Comment Text:
i0-001
COMMENT
CL-01992
From:
Sent:
To:
Subject:
Adam Macy
Thursday, January 21, 2010 4:56 PM
secretary
Regulation of Retail Forex
Dear Secretary of the CFTC,
I am writing to express my dismay at the proposed regulation contained in the Food, Conservation, and Energy Act of 2008,
also know as the "Farm Bill" to limit leverage on retail forex accounts to a 10:1 maximum level. I strongly urge you NOT
TO IMPOSE these new stringent regulations on currency futures brokers located in the United States.
I understand that the intent of the new regulations is to protect the average retail forex trader from themselves as well as to
send a strong message to Forex brokers that unscrupulous and unfair practices will not be tolerated.
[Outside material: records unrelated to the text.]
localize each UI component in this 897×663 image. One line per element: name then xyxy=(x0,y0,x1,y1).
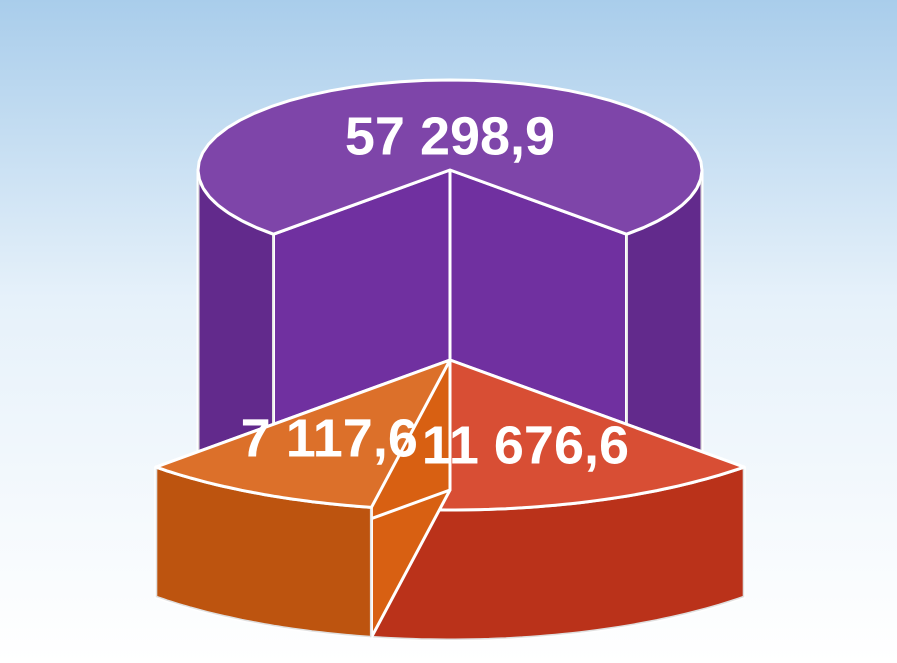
data-label: 11 676,6 xyxy=(422,415,629,475)
slice xyxy=(154,358,452,639)
slice-top-highlight xyxy=(155,360,451,508)
slice-top xyxy=(196,78,704,236)
data-label: 7 117,6 xyxy=(241,409,418,469)
slice-top-highlight xyxy=(371,360,745,510)
slice xyxy=(369,358,746,642)
slice-side-shade xyxy=(155,467,372,638)
slice-top-highlight xyxy=(198,80,702,235)
slice-top xyxy=(154,358,452,509)
data-label: 57 298,9 xyxy=(345,106,555,166)
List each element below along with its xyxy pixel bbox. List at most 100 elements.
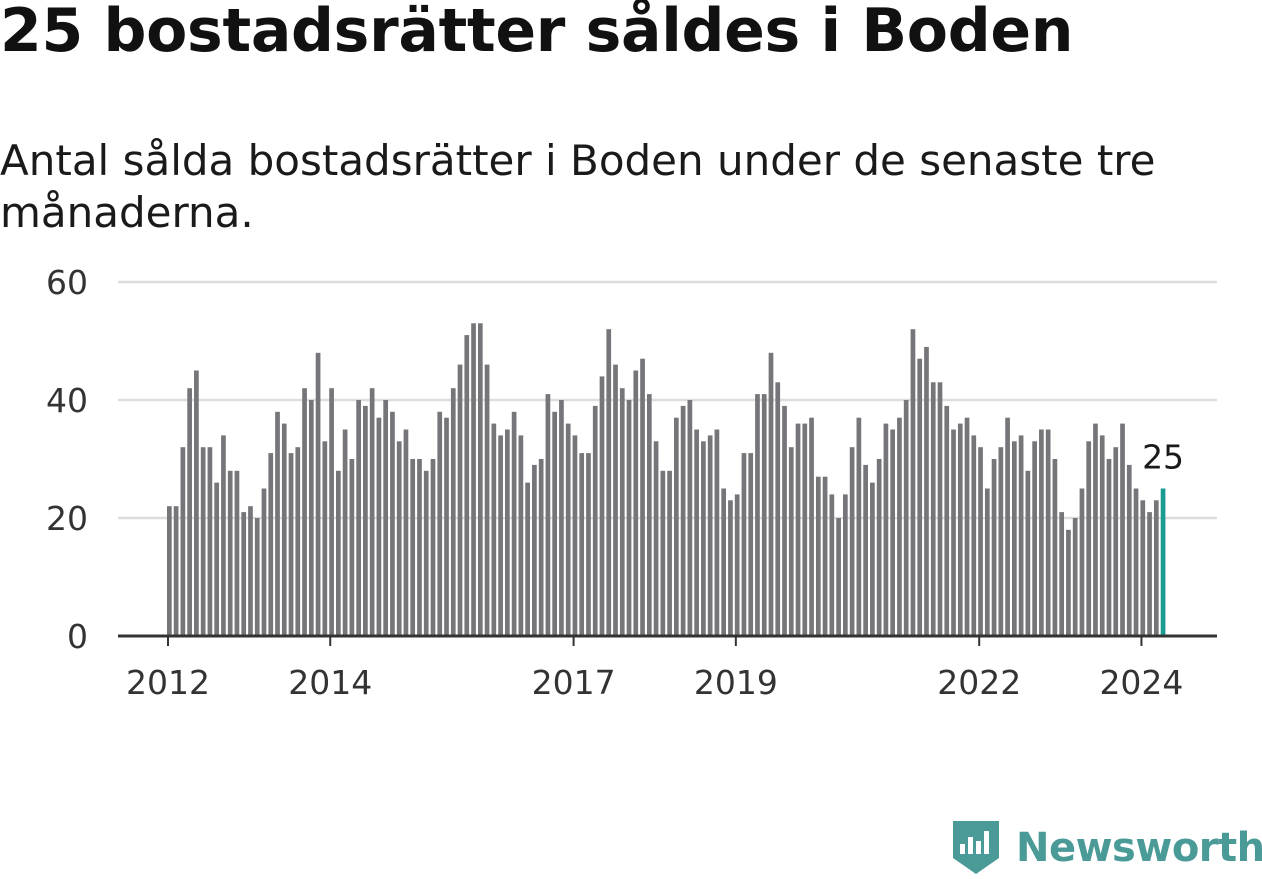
- bar: [701, 441, 706, 636]
- bar: [477, 323, 483, 636]
- bar: [349, 459, 355, 636]
- bar: [187, 388, 192, 636]
- bar: [694, 429, 699, 636]
- brand-logo: Newsworthy: [950, 818, 1262, 878]
- bar: [329, 388, 334, 636]
- bar: [613, 364, 618, 636]
- bar: [1072, 518, 1078, 636]
- bar: [302, 388, 307, 636]
- bar: [342, 429, 348, 636]
- bar: [396, 441, 402, 636]
- bar: [275, 411, 280, 636]
- bar: [619, 388, 625, 636]
- bar: [937, 382, 943, 636]
- data-label: 25: [1142, 438, 1184, 477]
- bar: [464, 335, 470, 636]
- bar: [538, 459, 544, 636]
- bar: [653, 441, 659, 636]
- bar: [1066, 529, 1071, 636]
- bar: [775, 382, 781, 636]
- bar: [410, 459, 416, 636]
- bar: [680, 405, 686, 636]
- bar: [1140, 500, 1146, 636]
- bar: [890, 429, 896, 636]
- bar: [1045, 429, 1051, 636]
- bar: [782, 405, 787, 636]
- bar: [761, 394, 767, 636]
- bar: [626, 400, 632, 636]
- x-tick-label: 2022: [937, 663, 1021, 702]
- bar: [268, 453, 274, 636]
- bar: [1039, 429, 1044, 636]
- bar: [728, 500, 733, 636]
- bar: [532, 464, 537, 636]
- bar: [369, 388, 375, 636]
- bar: [741, 453, 747, 636]
- bar: [930, 382, 936, 636]
- bar: [856, 417, 862, 636]
- bar: [363, 405, 368, 636]
- bar: [430, 459, 436, 636]
- bar: [768, 352, 774, 636]
- bar: [843, 494, 848, 636]
- bar: [484, 364, 490, 636]
- bars-layer: [167, 323, 1166, 636]
- bar: [227, 470, 233, 636]
- bar: [1099, 435, 1105, 636]
- bar: [809, 417, 814, 636]
- y-tick-label: 0: [67, 617, 88, 656]
- bar: [795, 423, 801, 636]
- bar: [383, 400, 389, 636]
- bar: [883, 423, 889, 636]
- chart-subtitle: Antal sålda bostadsrätter i Boden under …: [0, 136, 1156, 237]
- bar: [971, 435, 977, 636]
- bar: [308, 400, 314, 636]
- bar: [660, 470, 666, 636]
- x-tick-label: 2019: [694, 663, 778, 702]
- bar: [1025, 470, 1031, 636]
- x-tick-label: 2014: [288, 663, 372, 702]
- x-tick-label: 2017: [532, 663, 616, 702]
- bar: [444, 417, 449, 636]
- bar: [802, 423, 808, 636]
- bar: [836, 518, 841, 636]
- bar: [457, 364, 463, 636]
- bar: [511, 411, 517, 636]
- newsworthy-chart-icon: [953, 821, 999, 874]
- y-tick-label: 60: [46, 263, 88, 302]
- bar: [667, 470, 672, 636]
- bar: [606, 329, 612, 636]
- bar: [241, 512, 247, 636]
- bar: [295, 447, 301, 636]
- bar: [1018, 435, 1024, 636]
- bar: [1120, 423, 1125, 636]
- bar: [815, 476, 821, 636]
- bar: [1106, 459, 1112, 636]
- bar: [1147, 512, 1152, 636]
- bar: [552, 411, 558, 636]
- bar: [1079, 488, 1085, 636]
- bar: [356, 400, 361, 636]
- bar: [525, 482, 530, 636]
- bar: [870, 482, 875, 636]
- bar: [822, 476, 828, 636]
- bar: [1113, 447, 1119, 636]
- bar: [572, 435, 578, 636]
- bar: [248, 506, 253, 636]
- bar: [586, 453, 591, 636]
- bar: [376, 417, 382, 636]
- bar: [592, 405, 598, 636]
- bar: [322, 441, 328, 636]
- bar: [498, 435, 503, 636]
- x-tick-label: 2024: [1099, 663, 1183, 702]
- y-tick-label: 20: [46, 499, 88, 538]
- bar: [734, 494, 740, 636]
- bar: [917, 358, 923, 636]
- bar: [234, 470, 240, 636]
- bar: [200, 447, 206, 636]
- axis-layer: 0 20 40 60 25 2012 2014 2017 2019 2022 2024: [46, 263, 1217, 702]
- bar: [1032, 441, 1037, 636]
- bar: [261, 488, 267, 636]
- bar: [505, 429, 510, 636]
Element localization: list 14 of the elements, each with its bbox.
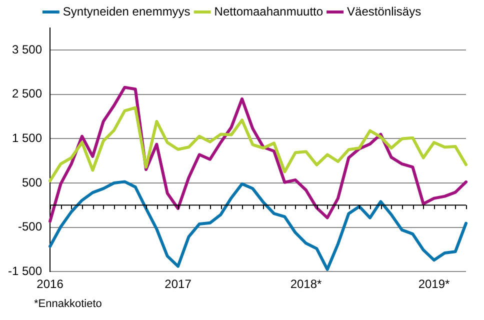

I applaud the spirit in
which these regulations were written. The small, individual retail trader is at the mercy of the broker. There have been many
documented instances of fraud and abuse.
The new rule that requires FCMs (Futures Commodity Merchants) and RFEDs (Retail Foreign Exchange Dealers) to
maintain a net capital of $20 million plus 5% of outstanding trade liabilities is, on the surface a good thing. This rule will
have the effect though of limiting open competition by requiring new brokers to raise $20 million to begin to solicit new
customers. Many innovations toward clarity and openness by some of the newest brokers would be stifled. As an example,
tight spreads and straight through order processing would not be allowed to come to market. I would propose instead a form
of scaling in of the capital requirements as a new firm's client base expands.
The proposed new leverage rule of 10:1 is misguided and VERY DAMAGING to the average small trader. In now maxing
out 10:1 on the broker side will, I worry, subject me to margin calls much more readily and result in quicker losses and make
it more difficult for me to make a living trading. A more generous 100:1 leverage limit allows for temporary draw downs
necessary to see a trade through to its successful conclusion. The educated trader knows the impact of margin and can use it
to his/her advantage and not let it destroy one's trading account.
The likely effect of this new regulation will be that U.S. traders will find offshore brokers to trade with that are not subject to
these regulations. We have already seen this happening with the NFA's anti-hedging rule and FIFO rules implemented last
summer. Moving capital away from our shores surely has the effect of costing jobs in the U.S. as well as adding to the current
destructive trade imbalance.
Please do NOT pass this bill to limit leverage on retail forex accounts.